Over this past week, I’ve followed Oprah Magazine’s on-line efforts with the “Just Say Hello” campaign, and I’ve been heartened to see that they are taking it further. There have been stories about how that first howdy has led to lasting friendships, stories attempting to de-stigmatize loneliness by sharing statistics and causes, stories encouraging people to reach out. The focus is often on how you may not know what your “hello” means to someone else, though. On how you can help someone else who is lonely. I don’t take issue with that – I simply want to add to it:
My name is Jenion, and I am lonely. Even though sometimes I feel like a loser right now (and I HATE admitting that and would prefer to pretend I’m fine) I know it will change, that I won’t always feel this way. The power to change that resides within me – and I can be proactive in bringing it about. First, instead of curling into myself and isolating, I need to make extra effort to stay connected to loved ones both near and far. Rather than hiding my loneliness, I need to expose it so that those who WILL support and love me CAN. Second, I need to keep saying hello. Right now, most of the people I see in a given day are strangers. None of them will become friends if I remain silent when we meet. Third, I need to stop being ashamed of my loneliness. Given my current life circumstances, it’s pretty normal to feel this way.

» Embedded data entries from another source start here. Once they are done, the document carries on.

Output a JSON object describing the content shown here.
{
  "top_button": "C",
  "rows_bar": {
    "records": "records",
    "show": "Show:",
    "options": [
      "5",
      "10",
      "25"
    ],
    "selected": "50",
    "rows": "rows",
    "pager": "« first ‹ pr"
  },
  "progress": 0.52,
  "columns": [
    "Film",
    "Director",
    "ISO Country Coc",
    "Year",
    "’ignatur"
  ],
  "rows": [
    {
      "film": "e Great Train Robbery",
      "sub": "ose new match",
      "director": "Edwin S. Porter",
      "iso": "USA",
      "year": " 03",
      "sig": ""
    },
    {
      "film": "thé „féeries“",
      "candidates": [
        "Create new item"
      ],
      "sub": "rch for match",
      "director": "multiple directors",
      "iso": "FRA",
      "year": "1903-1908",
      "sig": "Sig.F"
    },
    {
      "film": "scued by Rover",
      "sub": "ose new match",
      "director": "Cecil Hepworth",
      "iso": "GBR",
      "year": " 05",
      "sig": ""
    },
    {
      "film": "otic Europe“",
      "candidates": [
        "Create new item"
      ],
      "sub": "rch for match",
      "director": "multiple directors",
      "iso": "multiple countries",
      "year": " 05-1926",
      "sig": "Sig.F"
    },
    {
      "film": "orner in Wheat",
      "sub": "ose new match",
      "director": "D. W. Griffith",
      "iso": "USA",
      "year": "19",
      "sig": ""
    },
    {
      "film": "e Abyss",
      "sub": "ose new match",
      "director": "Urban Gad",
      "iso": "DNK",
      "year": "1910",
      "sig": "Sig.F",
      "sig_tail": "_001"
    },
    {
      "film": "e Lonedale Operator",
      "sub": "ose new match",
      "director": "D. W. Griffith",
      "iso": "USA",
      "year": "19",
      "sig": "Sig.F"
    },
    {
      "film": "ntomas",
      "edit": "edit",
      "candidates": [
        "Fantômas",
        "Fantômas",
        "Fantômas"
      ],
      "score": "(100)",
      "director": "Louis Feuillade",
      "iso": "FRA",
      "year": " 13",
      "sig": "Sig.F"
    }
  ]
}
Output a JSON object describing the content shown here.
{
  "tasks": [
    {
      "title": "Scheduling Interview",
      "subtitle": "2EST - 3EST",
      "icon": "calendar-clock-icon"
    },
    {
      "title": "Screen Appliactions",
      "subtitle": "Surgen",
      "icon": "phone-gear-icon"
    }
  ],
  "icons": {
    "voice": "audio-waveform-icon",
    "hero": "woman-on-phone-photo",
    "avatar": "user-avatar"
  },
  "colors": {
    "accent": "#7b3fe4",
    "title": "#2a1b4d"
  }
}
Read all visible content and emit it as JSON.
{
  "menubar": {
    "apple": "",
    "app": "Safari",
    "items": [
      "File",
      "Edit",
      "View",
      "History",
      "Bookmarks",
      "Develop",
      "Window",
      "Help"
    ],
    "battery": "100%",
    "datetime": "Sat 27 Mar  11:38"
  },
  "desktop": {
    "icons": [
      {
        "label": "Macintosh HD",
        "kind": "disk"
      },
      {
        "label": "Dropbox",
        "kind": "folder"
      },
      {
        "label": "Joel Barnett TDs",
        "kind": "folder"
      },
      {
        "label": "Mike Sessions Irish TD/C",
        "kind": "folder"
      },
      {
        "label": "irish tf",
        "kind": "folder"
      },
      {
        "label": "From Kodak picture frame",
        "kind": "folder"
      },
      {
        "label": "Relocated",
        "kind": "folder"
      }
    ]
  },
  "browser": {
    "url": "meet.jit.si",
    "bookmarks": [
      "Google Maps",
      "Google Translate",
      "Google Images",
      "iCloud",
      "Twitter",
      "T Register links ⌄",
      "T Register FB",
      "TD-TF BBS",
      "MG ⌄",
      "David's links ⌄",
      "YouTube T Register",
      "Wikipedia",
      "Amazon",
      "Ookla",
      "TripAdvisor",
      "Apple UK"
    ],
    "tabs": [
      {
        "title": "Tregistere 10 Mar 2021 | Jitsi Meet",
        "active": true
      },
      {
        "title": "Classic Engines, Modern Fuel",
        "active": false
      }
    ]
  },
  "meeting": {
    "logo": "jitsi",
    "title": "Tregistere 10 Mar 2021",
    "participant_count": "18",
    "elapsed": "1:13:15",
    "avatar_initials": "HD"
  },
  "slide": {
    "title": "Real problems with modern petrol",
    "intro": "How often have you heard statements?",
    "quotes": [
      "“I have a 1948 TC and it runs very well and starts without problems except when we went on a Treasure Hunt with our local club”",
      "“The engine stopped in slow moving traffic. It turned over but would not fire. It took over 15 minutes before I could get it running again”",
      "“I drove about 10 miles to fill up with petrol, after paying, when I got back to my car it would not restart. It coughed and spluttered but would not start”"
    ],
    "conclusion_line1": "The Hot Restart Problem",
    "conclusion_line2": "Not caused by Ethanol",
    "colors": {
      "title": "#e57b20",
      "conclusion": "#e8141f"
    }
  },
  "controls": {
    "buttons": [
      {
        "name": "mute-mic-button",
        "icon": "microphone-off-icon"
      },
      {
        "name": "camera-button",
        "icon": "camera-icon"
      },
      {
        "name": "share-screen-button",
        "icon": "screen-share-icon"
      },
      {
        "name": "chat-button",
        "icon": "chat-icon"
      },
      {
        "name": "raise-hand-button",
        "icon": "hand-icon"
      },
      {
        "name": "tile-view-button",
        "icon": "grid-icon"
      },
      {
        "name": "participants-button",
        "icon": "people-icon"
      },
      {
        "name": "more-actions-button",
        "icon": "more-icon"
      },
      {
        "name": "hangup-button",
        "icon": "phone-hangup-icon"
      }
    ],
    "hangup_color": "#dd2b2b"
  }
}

If, like me, YOU are lonely, I encourage you to do the same. Being lonely does not have to be chronic or debilitating. If it makes it easier to reach out, focus on helping someone else – in the end, the life you save may be your own. By all means, just say hello. But whenever possible, take it one step further. Don’t let it stop at hello, take it one step beyond hello into the realm of true connection.
“The world is so empty if one thinks only of mountains, rivers & cities; but to know someone who thinks & feels with us, & who, though distant, is close to us in spirit, this makes the earth for us an inhabited garden.”